Но какие-либо другие тревожащие признаки отсутствуют, и Да Сильва никак не может определить, в чем, собственно, состоит неладное. Разговаривая по телефону, он думает о чем-то своем. Когда звонит клиент, Луи Да Сильва включает громкую связь, проводит рукой по регистрационному журналу по диагонали, сверху вниз и справа налево, берет черный фломастер и старательно записывает адрес, причину вызова, а также время проведения работ и фамилию того, кто будет их проводить. Он находит, что это удобнее, чем писать, зажав телефон между ухом и шеей. Повесив трубку, он возвращается к разговору с Лекюийе.
— Скажи-ка, Арно, почему ты в одной рубашке: ведь на улице холодно. Где твоя куртка? Ну, та, бежевая, уже довольно поношенная, в какой ты все время ходишь.
Перед глазами Лекюийе снова проходит сцена с клошаром в подвале, и он пытается усмирить нахлынувшие эмоции, пока они не захлестнули его с головой.
— Я зацепился за гвоздь, когда ездил к клиенту, она порвалась.

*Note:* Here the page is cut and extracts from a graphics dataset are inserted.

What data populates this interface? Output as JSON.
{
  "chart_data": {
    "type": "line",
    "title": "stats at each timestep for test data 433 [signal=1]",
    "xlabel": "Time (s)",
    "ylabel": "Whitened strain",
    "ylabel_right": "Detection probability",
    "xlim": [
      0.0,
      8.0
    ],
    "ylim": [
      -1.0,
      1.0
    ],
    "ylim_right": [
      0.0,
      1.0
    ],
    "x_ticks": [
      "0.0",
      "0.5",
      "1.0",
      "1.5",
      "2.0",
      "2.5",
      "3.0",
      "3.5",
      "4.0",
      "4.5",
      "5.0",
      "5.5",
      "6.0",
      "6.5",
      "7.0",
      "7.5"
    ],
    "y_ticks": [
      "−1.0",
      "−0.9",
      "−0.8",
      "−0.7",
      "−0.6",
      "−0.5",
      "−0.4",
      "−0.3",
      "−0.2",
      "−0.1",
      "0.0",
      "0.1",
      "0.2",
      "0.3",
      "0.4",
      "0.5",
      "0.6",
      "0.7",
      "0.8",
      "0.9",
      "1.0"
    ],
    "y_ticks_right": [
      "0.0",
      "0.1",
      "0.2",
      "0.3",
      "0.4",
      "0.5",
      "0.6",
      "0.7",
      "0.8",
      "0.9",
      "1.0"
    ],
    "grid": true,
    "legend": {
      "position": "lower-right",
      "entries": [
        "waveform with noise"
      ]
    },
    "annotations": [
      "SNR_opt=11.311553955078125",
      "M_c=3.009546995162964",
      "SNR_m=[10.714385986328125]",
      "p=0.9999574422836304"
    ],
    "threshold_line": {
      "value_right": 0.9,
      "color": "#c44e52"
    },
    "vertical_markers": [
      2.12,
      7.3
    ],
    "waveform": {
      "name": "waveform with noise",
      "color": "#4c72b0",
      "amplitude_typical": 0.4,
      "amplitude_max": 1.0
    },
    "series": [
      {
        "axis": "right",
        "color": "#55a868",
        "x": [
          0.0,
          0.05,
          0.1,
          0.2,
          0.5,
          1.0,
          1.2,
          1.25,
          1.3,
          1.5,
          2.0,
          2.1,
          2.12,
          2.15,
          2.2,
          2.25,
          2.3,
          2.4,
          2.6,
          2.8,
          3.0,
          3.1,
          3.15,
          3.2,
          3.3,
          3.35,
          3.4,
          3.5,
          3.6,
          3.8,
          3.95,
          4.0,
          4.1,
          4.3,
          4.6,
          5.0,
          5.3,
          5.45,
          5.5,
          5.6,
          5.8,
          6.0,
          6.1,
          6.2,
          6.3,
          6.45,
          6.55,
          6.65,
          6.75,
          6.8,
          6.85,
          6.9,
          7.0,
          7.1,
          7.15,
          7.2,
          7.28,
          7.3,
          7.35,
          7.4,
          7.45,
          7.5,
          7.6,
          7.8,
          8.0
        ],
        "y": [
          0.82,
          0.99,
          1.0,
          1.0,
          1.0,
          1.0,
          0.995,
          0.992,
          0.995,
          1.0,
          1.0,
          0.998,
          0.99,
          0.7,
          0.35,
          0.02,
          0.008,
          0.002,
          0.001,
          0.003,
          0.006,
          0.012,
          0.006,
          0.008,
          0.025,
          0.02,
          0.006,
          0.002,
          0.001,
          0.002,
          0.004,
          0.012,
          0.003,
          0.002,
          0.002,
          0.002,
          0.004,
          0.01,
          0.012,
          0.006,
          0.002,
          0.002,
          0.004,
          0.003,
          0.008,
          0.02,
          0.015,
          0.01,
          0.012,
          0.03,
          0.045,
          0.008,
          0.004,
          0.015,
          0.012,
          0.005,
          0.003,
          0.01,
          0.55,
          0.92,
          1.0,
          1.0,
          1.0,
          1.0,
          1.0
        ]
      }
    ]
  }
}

Да Сильва идет к шкафу и, порывшись там, достает длинную темно-синюю куртку из плотной ткани.
— Вот примерь. Мне кажется, она тебе слегка великовата, но если надеть под нее свитер — будет в самый раз.

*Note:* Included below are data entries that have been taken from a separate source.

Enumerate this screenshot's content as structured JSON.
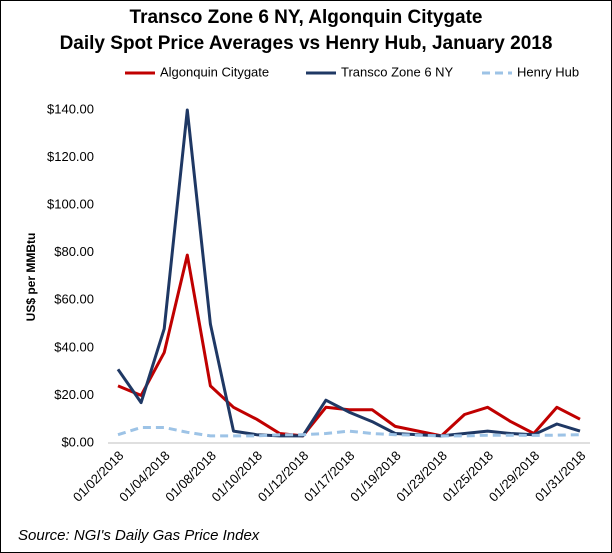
{
  "chart_data": {
    "type": "line",
    "title": [
      "Transco Zone 6 NY, Algonquin Citygate",
      "Daily Spot Price Averages vs Henry Hub, January 2018"
    ],
    "y_label": "US$ per MMBtu",
    "source": "Source: NGI's Daily Gas Price Index",
    "categories": [
      "01/02/2018",
      null,
      "01/04/2018",
      null,
      "01/08/2018",
      null,
      "01/10/2018",
      null,
      "01/12/2018",
      null,
      "01/17/2018",
      null,
      "01/19/2018",
      null,
      "01/23/2018",
      null,
      "01/25/2018",
      null,
      "01/29/2018",
      null,
      "01/31/2018"
    ],
    "series": [
      {
        "name": "Algonquin Citygate",
        "color": "#c00000",
        "dashed": false,
        "values": [
          24,
          20,
          38,
          79,
          24,
          15,
          10,
          4,
          3,
          15,
          14,
          14,
          7,
          5,
          3,
          12,
          15,
          9,
          4,
          15,
          10
        ]
      },
      {
        "name": "Transco Zone 6 NY",
        "color": "#1f3864",
        "dashed": false,
        "values": [
          31,
          17,
          48,
          140,
          50,
          5,
          3.5,
          3,
          3,
          18,
          13,
          9,
          4,
          3.5,
          3,
          4,
          5,
          4,
          3.5,
          8,
          5
        ]
      },
      {
        "name": "Henry Hub",
        "color": "#9dc3e6",
        "dashed": true,
        "values": [
          3.5,
          6.5,
          6.5,
          4.5,
          3,
          3,
          3,
          3.5,
          3.5,
          4,
          5,
          4,
          3.5,
          3.3,
          3,
          3,
          3.3,
          3.3,
          3.2,
          3.3,
          3.5
        ]
      }
    ],
    "ylim": [
      0,
      140
    ],
    "yticks": [
      {
        "value": 0,
        "label": "$0.00"
      },
      {
        "value": 20,
        "label": "$20.00"
      },
      {
        "value": 40,
        "label": "$40.00"
      },
      {
        "value": 60,
        "label": "$60.00"
      },
      {
        "value": 80,
        "label": "$80.00"
      },
      {
        "value": 100,
        "label": "$100.00"
      },
      {
        "value": 120,
        "label": "$120.00"
      },
      {
        "value": 140,
        "label": "$140.00"
      }
    ],
    "grid": false,
    "legend": "top"
  }
}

Лекюийе облачается в куртку, застегивает ее, поднимает воротник, сует руки в карманы и бормочет слова благодарности, смотря при этом на Да Сильву снизу вверх своим неподвижным взглядом. Поведение Лекюийе производит на старого водопроводчика все такое же странное впечатление. «Маленький человек, почти тщедушный — и, однако же, я его боюсь, — размышляет он, оглядывая Лекюийе в новом наряде. — Есть о чем подумать, есть о чем подумать… да нет, ничего», — заключает он, но вслух ничего не высказывает.

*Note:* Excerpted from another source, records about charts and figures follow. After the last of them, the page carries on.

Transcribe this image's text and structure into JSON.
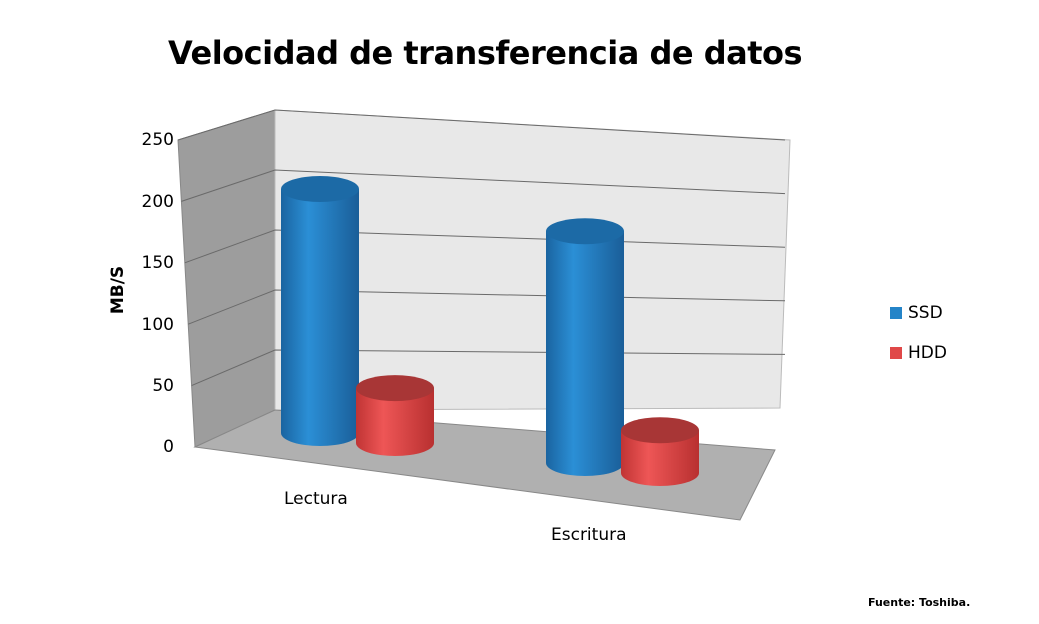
{
  "chart_data": {
    "type": "bar",
    "style": "3d-cylinder",
    "title": "Velocidad de transferencia de datos",
    "xlabel": "",
    "ylabel": "MB/S",
    "ylim": [
      0,
      250
    ],
    "yticks": [
      "0",
      "50",
      "100",
      "150",
      "200",
      "250"
    ],
    "categories": [
      "Lectura",
      "Escritura"
    ],
    "series": [
      {
        "name": "SSD",
        "values": [
          200,
          190
        ],
        "color": "#2484c8"
      },
      {
        "name": "HDD",
        "values": [
          45,
          35
        ],
        "color": "#e04848"
      }
    ],
    "grid": true,
    "legend": "right",
    "source": "Fuente: Toshiba."
  }
}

И продолжает с наигранной радостью в голосе:
— Ну вот, теперь тебе есть что носить до весны. В феврале и в марте в Париже частенько бывают холода, а эта куртка защитит тебя от них. Я уже и не помню, кому она принадлежала раньше. Ладно, вот твой список вызовов на завтра. Начинаешь работать в десять тридцать. Кажется, в девять ты идешь к своему доктору, верно?
— Да, так и есть.
Лекюийе отмечает про себя, что Да Сильва предпочитает говорить «твой доктор» вместо «твой психиатр».
Оказавшись на улице, Лекюийе идет медленно, словно размышляет о чем-то. Ему вполне комфортно в новой куртке. Поднятый воротник закрывает шею, а карманы достаточно глубоки, чтобы положить туда карты, монеты и разные вещички, помогающие ему заманивать детей. Внезапно ему становится совершенно ясно: «Водопроводчик мне не доверяет, нужно быть крайне осторожным».
Восемь часов вечера. До своего квартала он добирается только в сумерках. Унылое серое небо без облаков, целый день висевшее над городом, и холодный ветер не располагали парижан к прогулкам. Бют-о-Кай, сохранивший своеобразный пасторальный дух предместий, — это густонаселенный квартал тринадцатого округа, и мест для парковки тут довольно мало. Лекюийе едет медленно. Он помнит, что нельзя обращать на себя внимания или бросать машину где попало — например на пешеходном переходе, — даже несмотря на то что ночью вероятность попасть на штрафстоянку мала. Покружив по улицам, он наконец отыскивает место на бульваре Бланки, в нескольких сотнях метров от своего дома. Покупает пиццу. После ужина он закроется в палатке со своей коллекцией. Лекюийе входит в подъезд ветхого здания и поднимается к себе на второй этаж. Каждый раз, подходя к дверям квартиры, он ощущает как бы покалывание в сердце, некое беспокойство и тревогу. В тот момент, когда он намеревается вставить ключ в замок, до него доносится разговор на площадке верхнего этажа.